Pretty much the only clustering algorithm where you can assign new points to the old clusters is k-means (and its many variations). Because it performs a "1NN classification" using the previous iterations cluster centers, then updates the centers. But most algorithms don't work like k-means, so you can't copy this.
If you want to classify new points, it is best to train a classifier on your clustering result.
What the R version maybe is doing, is using a 1NN classificator for prediction; maybe with the extra rule that points are assigned the noise label, if their 1NN distance is larger than epsilon, mabye also using the core points only. Maybe not.
Get the DBSCAN paper, it does not discuss "prediction" IIRC.
While Anony-Mousse has some good points (Clustering is indeed not classifying) I think the ability of assigning new points has it's usefulness. *
Based on the original paper on DBSCAN and robertlaytons ideas on github.com/scikit-learn, I suggest running through core points and assigning to the cluster of the first core point that is within eps
of you new point.
Then it is guaranteed that your point will at least be a border point of the assigned cluster according to the definitions used for the clustering.
(Be aware that your point might be deemed noise and not assigned to a cluster)

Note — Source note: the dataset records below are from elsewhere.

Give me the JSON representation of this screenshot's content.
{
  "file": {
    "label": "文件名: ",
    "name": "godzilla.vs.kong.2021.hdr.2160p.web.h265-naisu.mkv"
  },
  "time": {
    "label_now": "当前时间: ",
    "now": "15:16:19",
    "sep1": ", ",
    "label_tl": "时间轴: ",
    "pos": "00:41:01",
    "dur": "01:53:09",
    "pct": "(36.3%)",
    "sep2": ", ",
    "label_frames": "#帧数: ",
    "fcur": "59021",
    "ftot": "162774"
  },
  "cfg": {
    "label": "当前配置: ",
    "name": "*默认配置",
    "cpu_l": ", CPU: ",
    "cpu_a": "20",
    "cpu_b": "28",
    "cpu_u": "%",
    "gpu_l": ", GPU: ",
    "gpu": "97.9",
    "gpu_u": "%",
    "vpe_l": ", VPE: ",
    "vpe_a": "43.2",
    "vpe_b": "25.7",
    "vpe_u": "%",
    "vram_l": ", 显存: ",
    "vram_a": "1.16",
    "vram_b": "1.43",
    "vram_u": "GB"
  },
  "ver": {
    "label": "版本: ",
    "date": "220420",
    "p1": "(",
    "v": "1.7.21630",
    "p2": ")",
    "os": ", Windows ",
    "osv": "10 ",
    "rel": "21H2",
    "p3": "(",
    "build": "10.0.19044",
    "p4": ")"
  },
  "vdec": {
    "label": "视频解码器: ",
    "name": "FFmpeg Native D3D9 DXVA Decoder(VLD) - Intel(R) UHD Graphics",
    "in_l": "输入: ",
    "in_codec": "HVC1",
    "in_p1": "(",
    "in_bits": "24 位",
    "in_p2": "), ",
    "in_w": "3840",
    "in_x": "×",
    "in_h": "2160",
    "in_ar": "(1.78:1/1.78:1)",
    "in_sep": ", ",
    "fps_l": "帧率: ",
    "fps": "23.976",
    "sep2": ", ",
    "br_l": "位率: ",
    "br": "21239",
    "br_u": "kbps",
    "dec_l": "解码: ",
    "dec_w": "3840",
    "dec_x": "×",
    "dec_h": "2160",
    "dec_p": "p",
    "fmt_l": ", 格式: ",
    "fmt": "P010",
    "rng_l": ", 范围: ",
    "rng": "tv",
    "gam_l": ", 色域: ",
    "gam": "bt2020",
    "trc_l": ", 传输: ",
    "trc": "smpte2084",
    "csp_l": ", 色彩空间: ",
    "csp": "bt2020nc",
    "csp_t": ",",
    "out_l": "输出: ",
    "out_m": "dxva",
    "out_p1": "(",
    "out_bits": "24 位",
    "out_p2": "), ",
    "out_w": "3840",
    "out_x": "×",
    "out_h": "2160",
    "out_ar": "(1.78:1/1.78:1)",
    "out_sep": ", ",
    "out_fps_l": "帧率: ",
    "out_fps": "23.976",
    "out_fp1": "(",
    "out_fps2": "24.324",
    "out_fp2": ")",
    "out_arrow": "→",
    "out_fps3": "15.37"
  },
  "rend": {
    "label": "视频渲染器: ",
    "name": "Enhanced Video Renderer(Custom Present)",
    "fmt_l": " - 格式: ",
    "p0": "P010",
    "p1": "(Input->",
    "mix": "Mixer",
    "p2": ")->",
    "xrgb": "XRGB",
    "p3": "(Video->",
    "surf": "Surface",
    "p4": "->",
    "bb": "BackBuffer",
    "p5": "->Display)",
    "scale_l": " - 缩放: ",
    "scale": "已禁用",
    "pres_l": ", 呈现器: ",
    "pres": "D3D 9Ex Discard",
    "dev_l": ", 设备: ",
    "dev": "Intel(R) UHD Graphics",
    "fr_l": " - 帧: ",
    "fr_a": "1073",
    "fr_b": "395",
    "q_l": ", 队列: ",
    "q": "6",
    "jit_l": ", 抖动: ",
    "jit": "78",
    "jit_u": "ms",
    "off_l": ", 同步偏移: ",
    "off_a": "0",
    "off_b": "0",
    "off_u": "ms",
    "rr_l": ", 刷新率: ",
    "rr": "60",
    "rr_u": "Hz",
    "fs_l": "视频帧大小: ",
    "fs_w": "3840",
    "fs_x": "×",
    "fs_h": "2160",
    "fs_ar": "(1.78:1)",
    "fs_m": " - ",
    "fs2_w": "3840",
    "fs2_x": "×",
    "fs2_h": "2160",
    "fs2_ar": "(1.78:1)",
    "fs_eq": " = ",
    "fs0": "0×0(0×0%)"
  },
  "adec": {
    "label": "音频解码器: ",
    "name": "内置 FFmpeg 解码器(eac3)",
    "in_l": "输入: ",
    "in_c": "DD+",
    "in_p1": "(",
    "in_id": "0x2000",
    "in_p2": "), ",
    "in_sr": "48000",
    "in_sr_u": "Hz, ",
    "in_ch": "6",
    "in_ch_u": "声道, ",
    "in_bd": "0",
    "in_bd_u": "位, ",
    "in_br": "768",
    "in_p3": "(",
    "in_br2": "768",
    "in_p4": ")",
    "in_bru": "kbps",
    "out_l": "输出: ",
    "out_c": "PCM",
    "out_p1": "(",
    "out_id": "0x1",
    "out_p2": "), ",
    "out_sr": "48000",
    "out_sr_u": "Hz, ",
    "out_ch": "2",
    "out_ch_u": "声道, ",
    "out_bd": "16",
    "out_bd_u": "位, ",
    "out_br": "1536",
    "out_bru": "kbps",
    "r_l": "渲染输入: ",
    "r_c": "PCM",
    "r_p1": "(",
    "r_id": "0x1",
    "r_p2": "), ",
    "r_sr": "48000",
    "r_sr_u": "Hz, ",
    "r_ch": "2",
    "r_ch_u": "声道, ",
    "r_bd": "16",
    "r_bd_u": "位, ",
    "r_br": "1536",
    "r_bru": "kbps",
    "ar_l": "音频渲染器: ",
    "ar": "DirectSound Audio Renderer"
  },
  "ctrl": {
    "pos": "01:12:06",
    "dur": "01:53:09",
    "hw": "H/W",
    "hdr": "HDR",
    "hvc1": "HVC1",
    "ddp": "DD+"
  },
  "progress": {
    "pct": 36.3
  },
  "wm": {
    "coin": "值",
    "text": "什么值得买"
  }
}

I've done a quick implementation:
import numpy as np
import scipy as sp
def dbscan_predict(dbscan_model, X_new, metric=sp.spatial.distance.cosine):
# Result is noise by default
y_new = np.ones(shape=len(X_new), dtype=int)*-1
# Iterate all input samples for a label
for j, x_new in enumerate(X_new):
# Find a core sample closer than EPS
for i, x_core in enumerate(dbscan_model.components_):
if metric(x_new, x_core) < dbscan_model.eps:
# Assign label of x_core to x_new
y_new[j] = dbscan_model.labels_[dbscan_model.core_sample_indices_[i]]
break
return y_new
The labels obtained by clustering (dbscan_model = DBSCAN(...).fit(X)
and the labels obtained from the same model on the same data (dbscan_predict(dbscan_model, X)
) sometimes differ. I'm not quite certain if this is a bug somewhere or a result of randomness.
EDIT: I Think the above problem of differing prediction outcomes could stem from the possibility that a border point can be close to multiple clusters. Please update if you test this and find an answer. Ambiguity might be solved by shuffling core points every time or by picking the closest instead of the first core point.
*) Case at hand: I'd like to evaluate if the clusters obtained from a subset of my data makes sense for other subset or is simply a special case. If it generalises it supports the validity of the clusters and the earlier steps of pre-processing applied.